1.1: Prelude to Linear Regression
- Page ID
Data mining is a phrase that has been popularly used to suggest the process of finding useful information from within a large collection of data. I like to think of data mining as encompassing a broad range of statistical techniques and tools that can be used to extract different types of information from your data. Which particular technique or tool to use depends on your specific goals.
One of the most fundamental of the broad range of data mining techniques that have been developed is regression modeling. Regression modeling is simply generating a mathematical model from measured data. This model is said to explain an output value given a new set of input values. Linear regression modeling is a specific form of regression modeling that assumes that the output can be explained using a linear combination of the input values.

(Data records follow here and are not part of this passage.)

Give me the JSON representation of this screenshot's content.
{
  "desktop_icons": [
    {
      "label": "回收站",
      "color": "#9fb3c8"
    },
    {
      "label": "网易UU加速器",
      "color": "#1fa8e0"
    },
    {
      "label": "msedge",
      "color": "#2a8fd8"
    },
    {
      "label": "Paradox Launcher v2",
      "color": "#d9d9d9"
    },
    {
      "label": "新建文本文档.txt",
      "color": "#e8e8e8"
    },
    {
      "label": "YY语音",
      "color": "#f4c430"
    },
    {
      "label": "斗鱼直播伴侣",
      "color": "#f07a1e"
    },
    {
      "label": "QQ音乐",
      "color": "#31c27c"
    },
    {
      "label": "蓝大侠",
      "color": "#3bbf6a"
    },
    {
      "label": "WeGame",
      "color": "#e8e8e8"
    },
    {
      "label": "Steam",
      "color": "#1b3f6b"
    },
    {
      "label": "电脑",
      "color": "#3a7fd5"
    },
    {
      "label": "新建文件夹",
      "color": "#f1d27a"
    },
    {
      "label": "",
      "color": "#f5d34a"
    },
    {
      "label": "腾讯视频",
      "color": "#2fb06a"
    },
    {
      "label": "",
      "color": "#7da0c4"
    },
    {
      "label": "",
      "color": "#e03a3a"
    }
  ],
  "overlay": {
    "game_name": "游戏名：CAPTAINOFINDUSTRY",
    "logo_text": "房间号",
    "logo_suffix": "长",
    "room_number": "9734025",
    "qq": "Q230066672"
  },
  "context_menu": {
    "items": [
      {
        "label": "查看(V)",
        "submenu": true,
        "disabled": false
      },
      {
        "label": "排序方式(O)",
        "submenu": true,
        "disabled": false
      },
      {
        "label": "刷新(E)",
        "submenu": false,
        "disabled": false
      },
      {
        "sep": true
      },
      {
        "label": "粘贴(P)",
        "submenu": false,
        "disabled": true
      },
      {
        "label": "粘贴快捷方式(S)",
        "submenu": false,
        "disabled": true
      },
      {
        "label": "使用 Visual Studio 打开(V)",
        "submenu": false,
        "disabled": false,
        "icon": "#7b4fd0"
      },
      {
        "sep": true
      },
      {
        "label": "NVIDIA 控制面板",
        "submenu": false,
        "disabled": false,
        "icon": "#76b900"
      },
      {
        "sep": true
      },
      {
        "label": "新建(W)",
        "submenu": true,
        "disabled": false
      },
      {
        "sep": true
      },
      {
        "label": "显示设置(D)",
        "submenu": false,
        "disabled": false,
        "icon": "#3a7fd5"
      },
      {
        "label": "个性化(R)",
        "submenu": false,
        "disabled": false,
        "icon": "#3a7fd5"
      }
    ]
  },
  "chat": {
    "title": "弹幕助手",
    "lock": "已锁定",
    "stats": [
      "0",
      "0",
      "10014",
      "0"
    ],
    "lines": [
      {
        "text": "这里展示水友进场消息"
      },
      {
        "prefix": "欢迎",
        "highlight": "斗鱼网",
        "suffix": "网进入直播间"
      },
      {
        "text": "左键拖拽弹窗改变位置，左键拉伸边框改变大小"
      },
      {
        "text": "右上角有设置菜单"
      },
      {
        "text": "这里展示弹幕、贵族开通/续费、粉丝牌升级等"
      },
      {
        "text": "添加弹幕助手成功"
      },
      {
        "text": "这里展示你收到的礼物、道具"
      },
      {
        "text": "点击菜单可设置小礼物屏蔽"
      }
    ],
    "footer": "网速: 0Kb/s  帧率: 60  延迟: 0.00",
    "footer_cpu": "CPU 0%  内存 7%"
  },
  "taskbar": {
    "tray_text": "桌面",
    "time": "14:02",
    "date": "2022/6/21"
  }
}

A common goal for developing a regression model is to predict what the output value of a system should be for a new set of input values, given that you have a collection of data about similar systems. For example, as you gain experience driving a car, you begun to develop an intuitive sense of how long it might take you to drive somewhere if you know the type of car, the weather, an estimate of the traffic, the distance, the condition of the roads, and so on. What you really have done to make this estimate of driving time is constructed a multi-factor regression model in your mind. The inputs to your model are the type of car, the weather, etc. The output is how long it will take you to drive from one point to another. When you change any of the inputs, such as a sudden increase in traffic, you automatically re-estimate how long it will take you to reach the destination.
This type of model building and estimating is precisely what we are going to learn to do more formally in this tutorial. As a concrete example, we will use real performance data obtained from thousands of measurements of computer systems to develop a regression model using the R statistical software package. You will learn how to develop the model and how to evaluate how well it fits the data. You also will learn how to use it to predict the performance of other computer systems.
As you go through this tutorial, remember that what you are developing is just a model. It will hopefully be useful in understanding the system and in predicting future results. However, do not confuse a model with the real system. The real system will always produce the correct results, regardless of what the model may say the results should be.